I told Tracy that this sort of career path was not for me. She assured me that no worries, she’d just send along a gift as a thanks for listening.
I received the admittedly sizeable gift — multiple samples with two full-sized products, and sent Tracy a thank you message, thinking that would be that. I’d never actually gone along with any of these setups before, so how was I to know?
Tracy then asked to call to talk about the products and which I’d liked best. Because I still felt like I owed her for the goods, we chatted on the phone and she told me about some Arbonne packages that were available with her exclusive code. She later emailed me information about the packages, and I let the email collect metaphorical dust in my inbox. Arbonne reps are nothing if not persistent, however, so she followed up, asking if any particular package appealed to me, and when I told her that I couldn’t afford the Arbonne products right now, she asked when to check back in with me. I told her I’d let her know when I had more money to spend on “the fun stuff.”
I didn’t end up getting back to her, but Tracy was not to be swayed. She has since sent another email and a Facebook message, and when I was as clear as I thought I could be about not intending to buy any of the products, sorry and good luck, she assured me that when I change my mind, she’ll be there to help me through the selection process.
Looking back, I don’t know how I expected to avoid this sort of pursuit. How would any MLM rep make money if all they did was direct you to a Google Hangout and then send you some free stuff? I made my bed, and I’ll lie in it with my miniature eye creams and face primers.
Arbonne was sued in June by Texas couple Cynthia and Michael Dagnell for operating as a pyramid scheme.
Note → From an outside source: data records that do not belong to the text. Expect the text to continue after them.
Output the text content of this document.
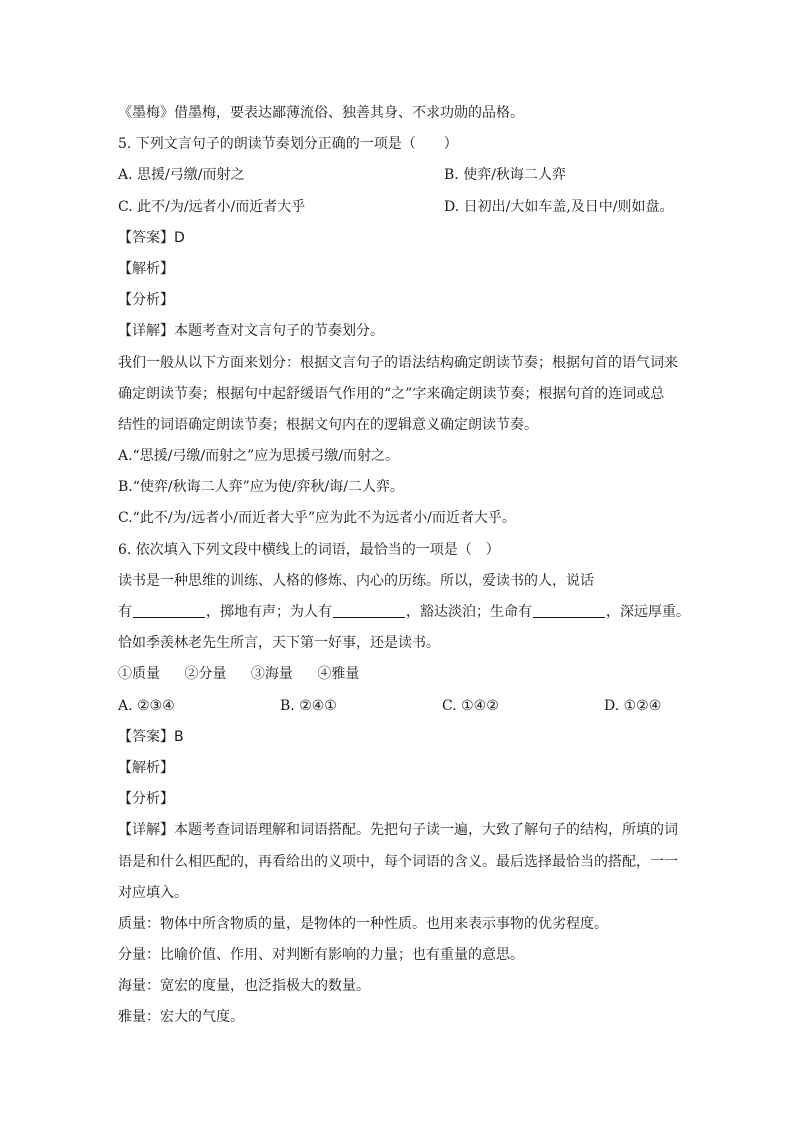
《墨梅》借墨梅，要表达鄙薄流俗、独善其身、不求功勋的品格。
5. 下列文言句子的朗读节奏划分正确的一项是（　　）
A. 思援/弓缴/而射之	B. 使弈/秋诲二人弈
C. 此不/为/远者小/而近者大乎	D. 日初出/大如车盖,及日中/则如盘。
【答案】D
【解析】
【分析】
【详解】本题考查对文言句子的节奏划分。
我们一般从以下方面来划分：根据文言句子的语法结构确定朗读节奏；根据句首的语气词来
确定朗读节奏；根据句中起舒缓语气作用的“之”字来确定朗读节奏；根据句首的连词或总
结性的词语确定朗读节奏；根据文句内在的逻辑意义确定朗读节奏。
A.“思援/弓缴/而射之”应为思援弓缴/而射之。
B.“使弈/秋诲二人弈”应为使/弈秋/诲/二人弈。
C.“此不/为/远者小/而近者大乎”应为此不为远者小/而近者大乎。
6. 依次填入下列文段中横线上的词语，最恰当的一项是（　）
读书是一种思维的训练、人格的修炼、内心的历练。所以，爱读书的人，说话
有	，掷地有声；为人有	，豁达淡泊；生命有	，深远厚重。
恰如季羡林老先生所言，天下第一好事，还是读书。
①质量 ②分量 ③海量 ④雅量
A. ②③④	B. ②④①	C. ①④②	D. ①②④
【答案】B
【解析】
【分析】
【详解】本题考查词语理解和词语搭配。先把句子读一遍，大致了解句子的结构，所填的词
语是和什么相匹配的，再看给出的义项中，每个词语的含义。最后选择最恰当的搭配，一一
对应填入。
质量：物体中所含物质的量，是物体的一种性质。也用来表示事物的优劣程度。
分量：比喻价值、作用、对判断有影响的力量；也有重量的意思。
海量：宽宏的度量，也泛指极大的数量。
雅量：宏大的气度。
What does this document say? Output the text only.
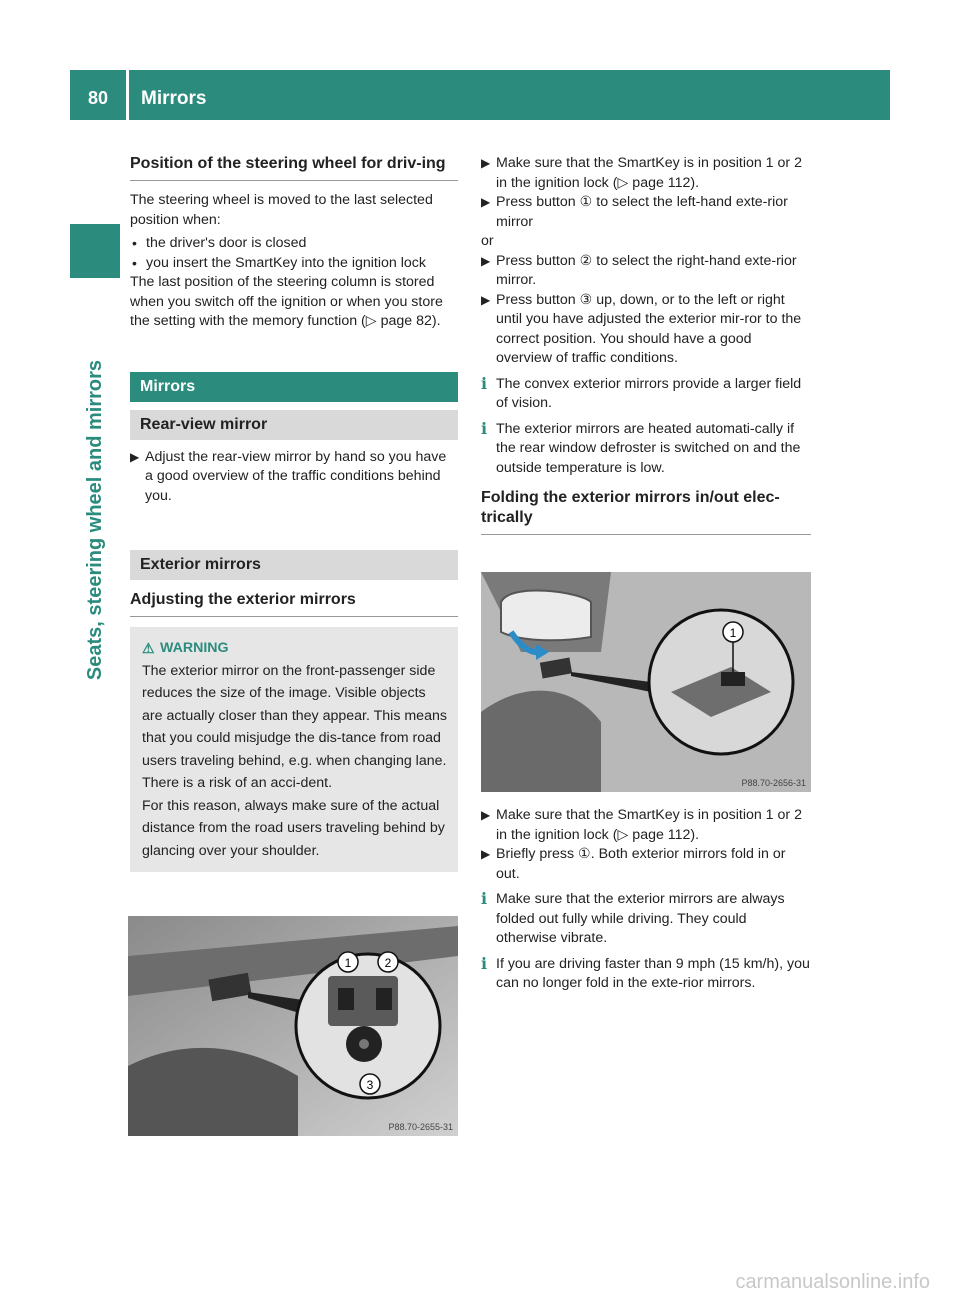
80	Mirrors
Seats, steering wheel and mirrors
Position of the steering wheel for driv-ing

The steering wheel is moved to the last selected position when:

• the driver's door is closed
• you insert the SmartKey into the ignition lock

The last position of the steering column is stored when you switch off the ignition or when you store the setting with the memory function (▷ page 82).

Mirrors
Rear-view mirror
▶ Adjust the rear-view mirror by hand so you have a good overview of the traffic conditions behind you.
Exterior mirrors
Adjusting the exterior mirrors
⚠ WARNING

The exterior mirror on the front-passenger side reduces the size of the image. Visible objects are actually closer than they appear. This means that you could misjudge the dis-tance from road users traveling behind, e.g. when changing lane. There is a risk of an acci-dent.

For this reason, always make sure of the actual distance from the road users traveling behind by glancing over your shoulder.

1	2
3
P88.70-2655-31
▶ Make sure that the SmartKey is in position 1 or 2 in the ignition lock (▷ page 112).
▶ Press button ① to select the left-hand exte-rior mirror

or

▶ Press button ② to select the right-hand exte-rior mirror.
▶ Press button ③ up, down, or to the left or right until you have adjusted the exterior mir-ror to the correct position. You should have a good overview of traffic conditions.
i The convex exterior mirrors provide a larger field of vision.
i The exterior mirrors are heated automati-cally if the rear window defroster is switched on and the outside temperature is low.
Folding the exterior mirrors in/out elec-trically
1
P88.70-2656-31
▶ Make sure that the SmartKey is in position 1 or 2 in the ignition lock (▷ page 112).
▶ Briefly press ①. Both exterior mirrors fold in or out.
i Make sure that the exterior mirrors are always folded out fully while driving. They could otherwise vibrate.
i If you are driving faster than 9 mph (15 km/h), you can no longer fold in the exte-rior mirrors.
carmanualsonline.info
The couple lost money to Arbonne after initially signing up as reps, claiming that only those executives at the top of the pyramid actually profit from the set-up. Technically, an MLM is safe from being classified as a pyramid scheme if it makes most of its money from sales instead of recruitments, and with Arbonne, the waters are quite murky.
Nine years after leaving Silpada, my mother makes more money selling her sample jewelry on e-bay than she did hosting rep parties. (Silpada sold out to Avon, one of the original female-targeted MLMs, for $65 million, as it happens.)
Whether or not these MLMs are legal, their recruitment tactics are certainly off-putting. By convincing women that they can finally claim autonomy over their income, MLMs entice them into joining a business system that only works for a lucky few. To gain that initial sales momentum, reps have to sell to their friends, family, and any naive acquaintance willing to open a Facebook message. If I have to be trapped, manipulated, or harassed into buying an expensive product or joining a company, I can’t imagine the benefits being all that worth it.
And at the end of the day? Free samples are great, but the Arbonne products were only okay. Nothing stood out in any way over the much cheaper, hassle free alternatives. (Even Whole Foods’ body products, if you want to use the “but Arbonne’s all natural” argument, smell and feel nicer for less money.)